This is my blog post, if anyone has any questions. I'll add that since I wrote t...

cs702 · on July 29, 2023

No questions from me. Just want to say: Thank you for doing all this work!

p1esk · on July 29, 2023

Your conclusion: “using ideas from text compression for text classification tasks is an interesting idea and may lead to other interesting research.”

Would you say this idea is interesting enough for you personally to research it further?

refulgentis · on July 29, 2023

Text-similarity embeddings aren't very interesting and will correlate with gzip, especially when the test is text similarity, especially when they're distinct vocabularies being tested.

The really useful ones are based on SBERT, and measure the likelihood that the answer is contained in the text that was embedded.

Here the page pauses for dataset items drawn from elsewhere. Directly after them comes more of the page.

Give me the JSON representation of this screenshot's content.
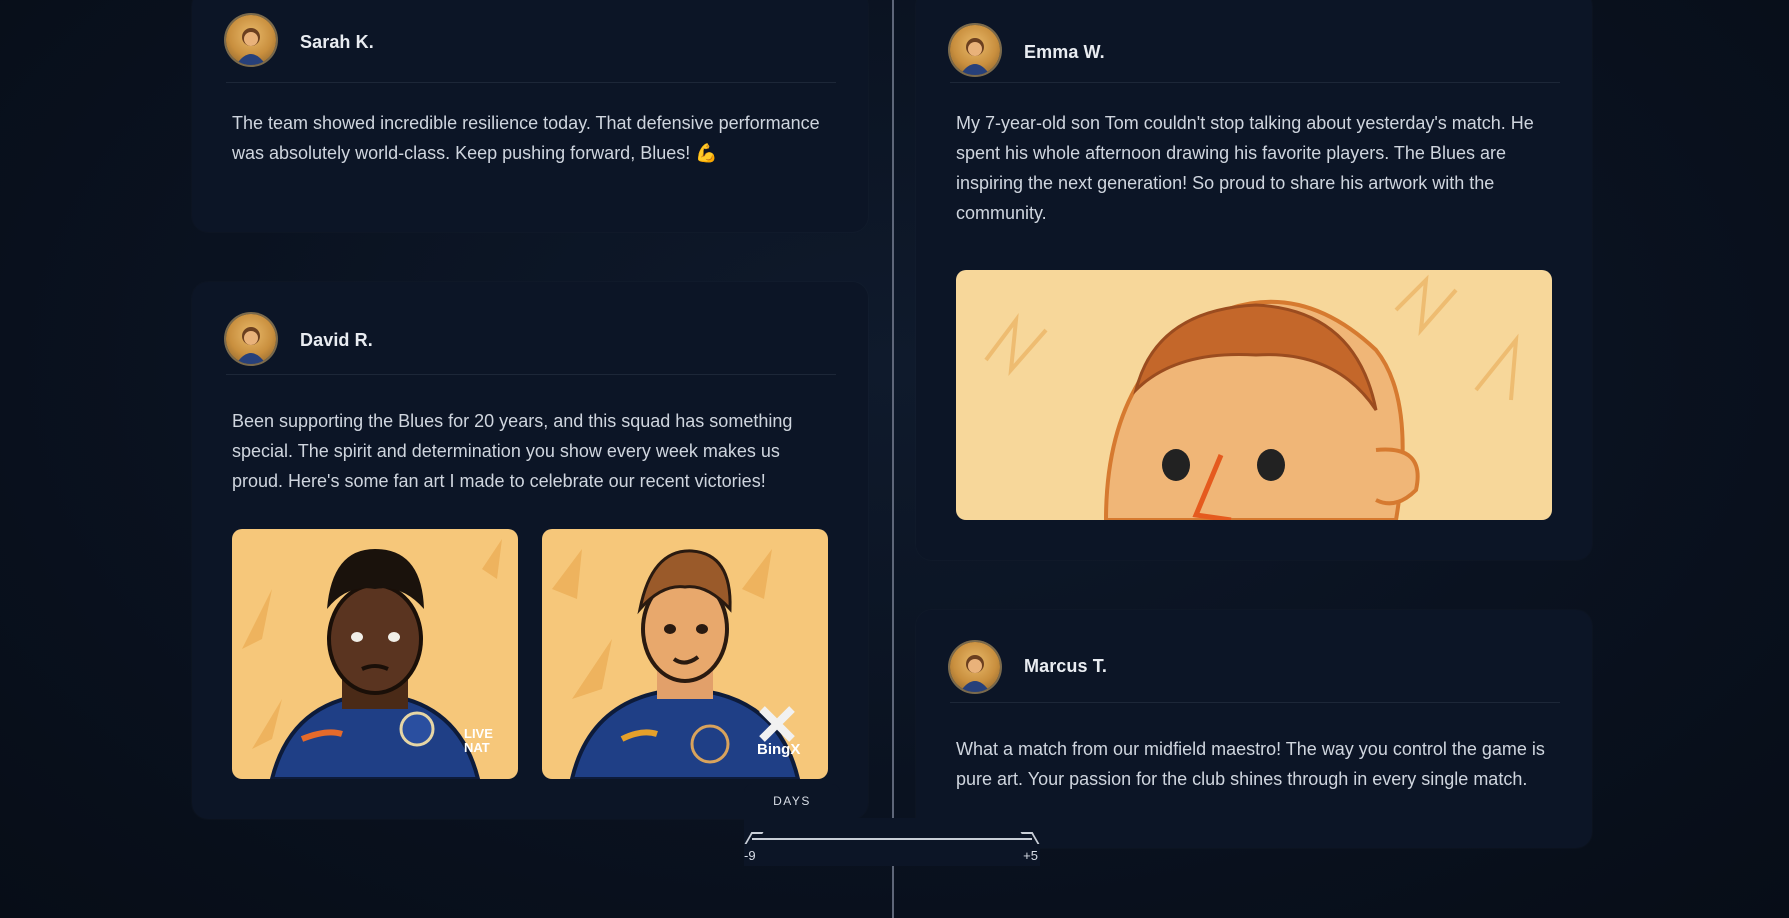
{
  "posts": [
    {
      "author": "Sarah K.",
      "text": "The team showed incredible resilience today. That defensive performance was absolutely world-class. Keep pushing forward, Blues! 💪"
    },
    {
      "author": "David R.",
      "text": "Been supporting the Blues for 20 years, and this squad has something special. The spirit and determination you show every week makes us proud. Here's some fan art I made to celebrate our recent victories!",
      "images": [
        {
          "kit_text": "LIVE NAT",
          "icon": "player-portrait-icon"
        },
        {
          "kit_text": "BingX",
          "icon": "player-portrait-icon"
        }
      ]
    },
    {
      "author": "Emma W.",
      "text": "My 7-year-old son Tom couldn't stop talking about yesterday's match. He spent his whole afternoon drawing his favorite players. The Blues are inspiring the next generation! So proud to share his artwork with the community.",
      "images": [
        {
          "icon": "child-drawing-icon"
        }
      ]
    },
    {
      "author": "Marcus T.",
      "text": "What a match from our midfield maestro! The way you control the game is pure art. Your passion for the club shines through in every single match."
    }
  ],
  "timeline": {
    "label": "DAYS",
    "min_label": "-9",
    "max_label": "+5"
  },
  "colors": {
    "card": "#0c1526",
    "background": "#0a1220",
    "art_background": "#f6c77a",
    "kit_blue": "#1f3f86"
  }
}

ex. from my unit tests: "what is my safe passcode?" has a strong match with "my lockbox pin is 1234", but a very weak match to 'my jewelry is stored safely in the safe'

I learned this from https://news.ycombinator.com/item?id=35377935: thank you to whoever posted this, blew my mind and gave me a powerful differentiator

darkteflon · on July 30, 2023

Found this fascinating, thanks. I’ve been circling SBERT over the last few weeks (along with a range of other techniques to improve the quality of retrieval). Reading your comment and the linked post and comments has really cemented for me that we’re on the right track.

ks2048 · on July 29, 2023

For me, no. Mainly because "text classification" is a pretty limited application and one I don't plan to spend much time on. For NLP tasks that require a deeper "understanding", I don't see how compression algorithms can help much (at least directly).

nico · on July 29, 2023

Just conceptually, compression is an analog of understanding

To be able to compress something, you need to understand it first

We use this everyday, we compress things by naming them

Once we name something, we don’t need to explain or describe, we can just use the name instead

That allows us to compress our communications and it directly affects the parties understanding of the information

That’s just conceptually. At a math/algorithm level I don’t really know the specifics of your research or the paper in question

mannykannot · on July 29, 2023

One could say that you need to understand something about the artifact you are compressing, but, to be clear, you can compress text without understanding anything about its semantic content, and this is what gzip does. The only understanding needed for that level of compression is that the thing to be compressed is a string in a binary alphabet.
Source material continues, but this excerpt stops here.